The study shows for the first time how rising carbon dioxide concentrations could affect the entire range of rainfall types on Earth.
Analysis of computer simulations from 14 climate models indicates wet regions of the world, such as the equatorial Pacific Ocean and Asian monsoon regions, will see increases in heavy precipitation because of warming resulting from projected increases in carbon dioxide levels. Arid land areas outside the tropics and many regions with moderate rainfall could become drier.
The analysis provides a new assessment of global warming's impacts on precipitation patterns around the world. The study was accepted for publication in the American Geophysical Union journal Geophysical Research Letters.
"In response to carbon dioxide-induced warming, the global water cycle undergoes a gigantic competition for moisture resulting in a global pattern of increased heavy rain, decreased moderate rain, and prolonged droughts in certain regions," said William Lau of NASA's Goddard Space Flight Center in Greenbelt, Md., and lead author of the study.
The models project for every 1 degree Fahrenheit of carbon dioxide-induced warming, heavy rainfall will increase globally by 3.9 percent and light rain will increase globally by 1 percent. However, total global rainfall is not projected to change much because moderate rainfall will decrease globally by 1.4 percent.
Heavy rainfall is defined as months that receive an average of more than about 0.35 of an inch per day. Light rain is defined as months that receive an average of less than 0.01 of an inch per day. Moderate rainfall is defined as months that receive an average of between about 0.04 to 0.09 of an inch per day.
Areas projected to see the most significant increase in heavy rainfall are in the tropical zones around the equator, particularly in the Pacific Ocean and Asian monsoon regions.

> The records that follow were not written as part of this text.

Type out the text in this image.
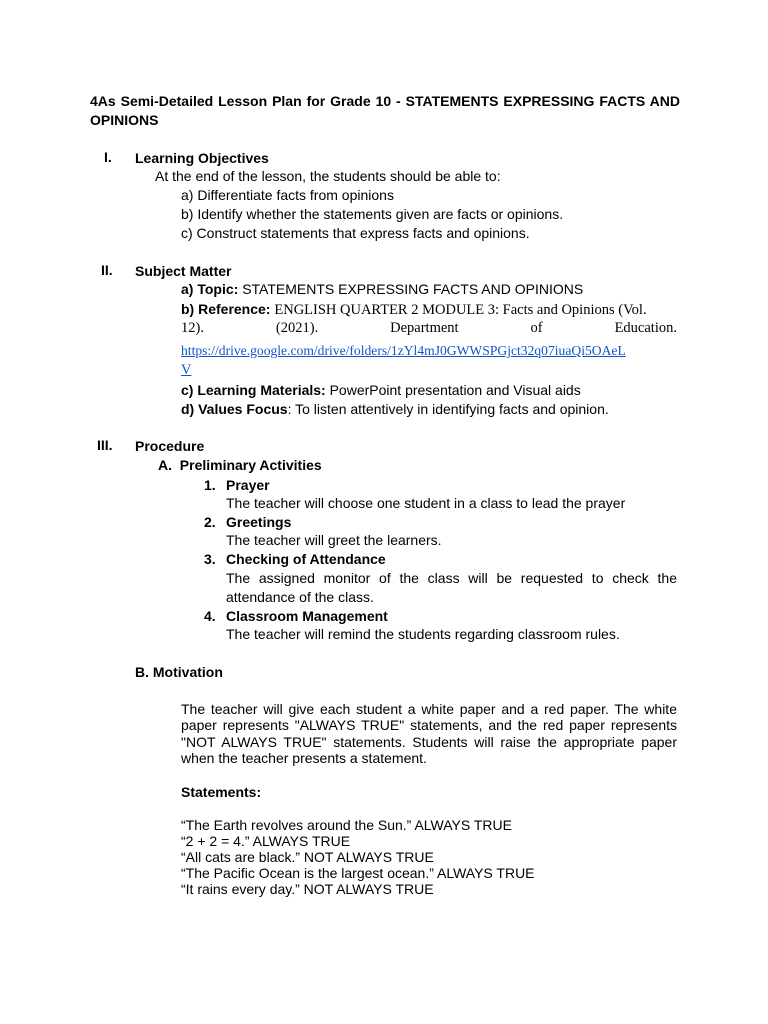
4As Semi-Detailed Lesson Plan for Grade 10 - STATEMENTS EXPRESSING FACTS AND OPINIONS
I.	Learning Objectives
At the end of the lesson, the students should be able to:
a) Differentiate facts from opinions
b) Identify whether the statements given are facts or opinions.
c) Construct statements that express facts and opinions.
II.	Subject Matter
a) Topic: STATEMENTS EXPRESSING FACTS AND OPINIONS
b) Reference: ENGLISH QUARTER 2 MODULE 3: Facts and Opinions (Vol.
12).	(2021).	Department	of	Education.
https://drive.google.com/drive/folders/1zYl4mJ0GWWSPGjct32q07iuaQi5OAeL
V
c) Learning Materials: PowerPoint presentation and Visual aids
d) Values Focus: To listen attentively in identifying facts and opinion.
III.	Procedure
A.  Preliminary Activities
1. Prayer
The teacher will choose one student in a class to lead the prayer
2. Greetings
The teacher will greet the learners.
3. Checking of Attendance
The assigned monitor of the class will be requested to check the
attendance of the class.
4. Classroom Management
The teacher will remind the students regarding classroom rules.
B. Motivation
The teacher will give each student a white paper and a red paper. The white paper represents "ALWAYS TRUE" statements, and the red paper represents "NOT ALWAYS TRUE" statements. Students will raise the appropriate paper when the teacher presents a statement.
Statements:
“The Earth revolves around the Sun.” ALWAYS TRUE
“2 + 2 = 4.” ALWAYS TRUE
“All cats are black.” NOT ALWAYS TRUE
“The Pacific Ocean is the largest ocean.” ALWAYS TRUE
“It rains every day.” NOT ALWAYS TRUE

Some regions outside the tropics may have no rainfall at all. The models also projected for every degree Fahrenheit of warming, the length of periods with no rain will increase globally by 2.6 percent. In the Northern Hemisphere, areas most likely to be affected include the deserts and arid regions of the southwest United States, Mexico, North Africa, the Middle East, Pakistan, and northwestern China. In the Southern Hemisphere, drought becomes more likely in South Africa, northwestern Australia, coastal Central America and northeastern Brazil.
"Large changes in moderate rainfall, as well as prolonged no-rain events, can have the most impact on society because they occur in regions where most people live," Lau said. "Ironically, the regions of heavier rainfall, except for the Asian monsoon, may have the smallest societal impact because they usually occur over the ocean."
Lau and colleagues based their analysis on the outputs of 14 climate models in simulations of 140-year periods. The simulations began with carbon dioxide concentrations at about 280 parts per million -- similar to pre-industrial levels and well below the current level of almost 400 parts per million -- and then increased by 1 percent per year. The rate of increase is consistent with a "business as usual" trajectory of the greenhouse gas as described by the United Nations' Intergovernmental Panel on Climate Change.
Analyzing the model results, Lau and his co-authors calculated statistics on the rainfall responses for a 27-year control period at the beginning of the simulation, and also for 27-year periods around the time of doubling and tripling of carbon dioxide concentrations. They conclude the model predictions of how much rain will fall at any one location as the climate warms are not very reliable.
"But if we look at the entire spectrum of rainfall types we see all the models agree in a very fundamental way -- projecting more heavy rain, less moderate rain events, and prolonged droughts," Lau said.